あんたなんかもう好きじゃない
8月も終わりに近づいて、ようやく雅也と会う日が来た。
今日が二人で会う最後の日になるかもしれない。
そう思うと、いつもより化粧や服選びに時間がかかった。
きっと泣くだろうな。
そう予感して、ハンドバッグの中にはハンカチの他にポケットティッシュも二つ入れた。
待ち合わせ場所に指定したのは、よく二人で行ったタイ料理屋。
辛いものが好きな雅也の好みに合わせて、私が見つけた店だ。
いつもなら待ち合わせ時間ぴったりに来る雅也が、今日は私より早く着いていた。
これまでそんなことが無かったから、店内に入ってから一瞬私は呆けてしまった。
「珍しいね、私より早く来るなんて」
「たまにはこういうこともあるよ。それより、外暑くなかった?何か飲む?」
オニヤンマがあちこちで飛びはじめ、秋めいた季節になってきたとはいえ、まだまだ残暑は厳しい。

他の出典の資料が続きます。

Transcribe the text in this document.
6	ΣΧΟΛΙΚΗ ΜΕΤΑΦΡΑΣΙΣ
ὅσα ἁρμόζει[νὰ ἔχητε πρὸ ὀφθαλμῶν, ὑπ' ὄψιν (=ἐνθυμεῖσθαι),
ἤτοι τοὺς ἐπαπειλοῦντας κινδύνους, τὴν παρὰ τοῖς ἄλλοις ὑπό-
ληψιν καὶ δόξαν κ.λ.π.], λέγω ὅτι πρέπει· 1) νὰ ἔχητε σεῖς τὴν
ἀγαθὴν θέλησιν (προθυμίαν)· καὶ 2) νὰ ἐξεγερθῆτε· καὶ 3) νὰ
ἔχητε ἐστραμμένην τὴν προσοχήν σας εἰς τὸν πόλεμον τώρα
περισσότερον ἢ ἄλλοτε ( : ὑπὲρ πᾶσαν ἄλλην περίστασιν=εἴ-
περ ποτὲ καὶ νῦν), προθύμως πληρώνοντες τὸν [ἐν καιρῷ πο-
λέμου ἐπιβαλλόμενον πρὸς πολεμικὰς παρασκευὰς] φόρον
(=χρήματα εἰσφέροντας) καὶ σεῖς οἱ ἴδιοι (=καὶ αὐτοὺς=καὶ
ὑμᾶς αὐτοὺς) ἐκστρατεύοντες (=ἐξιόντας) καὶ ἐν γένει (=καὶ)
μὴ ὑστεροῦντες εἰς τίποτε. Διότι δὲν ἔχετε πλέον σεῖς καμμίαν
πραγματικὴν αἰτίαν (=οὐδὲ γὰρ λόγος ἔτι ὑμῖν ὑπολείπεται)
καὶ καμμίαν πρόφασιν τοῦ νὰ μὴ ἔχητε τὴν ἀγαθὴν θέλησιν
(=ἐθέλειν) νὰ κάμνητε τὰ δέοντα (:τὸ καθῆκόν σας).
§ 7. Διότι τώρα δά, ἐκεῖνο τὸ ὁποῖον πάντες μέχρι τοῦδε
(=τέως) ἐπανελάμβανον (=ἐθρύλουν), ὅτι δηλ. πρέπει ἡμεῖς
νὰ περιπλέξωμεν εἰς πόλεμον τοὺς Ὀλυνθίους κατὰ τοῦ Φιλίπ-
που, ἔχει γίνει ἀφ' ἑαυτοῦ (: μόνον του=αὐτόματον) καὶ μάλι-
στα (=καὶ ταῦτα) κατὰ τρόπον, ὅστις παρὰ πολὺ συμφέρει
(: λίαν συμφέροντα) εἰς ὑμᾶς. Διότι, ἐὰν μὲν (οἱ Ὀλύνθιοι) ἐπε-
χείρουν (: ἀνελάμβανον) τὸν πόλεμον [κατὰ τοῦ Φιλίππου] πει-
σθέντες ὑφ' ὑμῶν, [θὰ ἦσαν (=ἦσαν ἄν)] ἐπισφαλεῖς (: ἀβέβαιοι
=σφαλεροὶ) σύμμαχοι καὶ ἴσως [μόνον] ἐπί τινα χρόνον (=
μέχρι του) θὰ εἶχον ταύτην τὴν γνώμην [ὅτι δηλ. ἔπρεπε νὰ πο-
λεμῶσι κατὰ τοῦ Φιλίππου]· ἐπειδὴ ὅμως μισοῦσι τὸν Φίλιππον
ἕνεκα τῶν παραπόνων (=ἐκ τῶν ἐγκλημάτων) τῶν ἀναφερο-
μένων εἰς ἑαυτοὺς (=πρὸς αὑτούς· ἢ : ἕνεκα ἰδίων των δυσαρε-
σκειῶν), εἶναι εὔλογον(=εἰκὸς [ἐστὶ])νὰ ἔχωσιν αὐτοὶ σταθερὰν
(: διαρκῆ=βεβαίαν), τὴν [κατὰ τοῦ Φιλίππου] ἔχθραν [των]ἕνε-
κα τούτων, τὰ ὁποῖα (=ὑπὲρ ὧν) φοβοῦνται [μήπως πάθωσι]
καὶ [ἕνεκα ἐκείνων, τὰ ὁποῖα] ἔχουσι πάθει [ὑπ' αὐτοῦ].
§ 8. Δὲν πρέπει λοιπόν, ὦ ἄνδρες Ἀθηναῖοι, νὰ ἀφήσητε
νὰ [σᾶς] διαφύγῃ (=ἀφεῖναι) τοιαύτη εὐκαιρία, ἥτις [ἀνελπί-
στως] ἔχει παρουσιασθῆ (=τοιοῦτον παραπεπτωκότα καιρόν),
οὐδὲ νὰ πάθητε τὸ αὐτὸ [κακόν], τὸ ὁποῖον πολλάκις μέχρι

雅也と同じバタフライピーソーダを頼んで、私は向かいの席に座った。
しばらく会わない間に、雅也は少し痩せていた。
もともと細身ではあったけれど、痩せたことでより顔立ちがくっきりとした。
どこか疲れが滲んでいるようなその表情がまた色っぽくて、別れる決意が揺らぎそうになる。
「雅也、話したいことがあるの」
優柔不断になる前に切り出さないと。
今、言わないと。
自分にそう言い聞かせるのに必死だったからか、声が微かに震えた。
「別れたいの」
ああ、とうとう言ってしまった。
後戻り出来ない一言を吐き出してしまった。
自分が言ったことが、今自分がしていることが信じられなくて、真尋先輩とホテルに入った時のようにどこか他人事に感じてしまう。
でもそれは雅也も同じだったようだ。
普段はまったく表情が変わらない彫刻めいた綺麗な顔が、驚愕に染まっている。
「え、今、なんて言った?」
カタコトになるほど動揺してくれているのが嬉しいと思いつつも、私の決意は変わらなかった。
「別れよう、私たち」
今度は声が震えなかった。
そして、どこか穏やかな気持ちでいられた。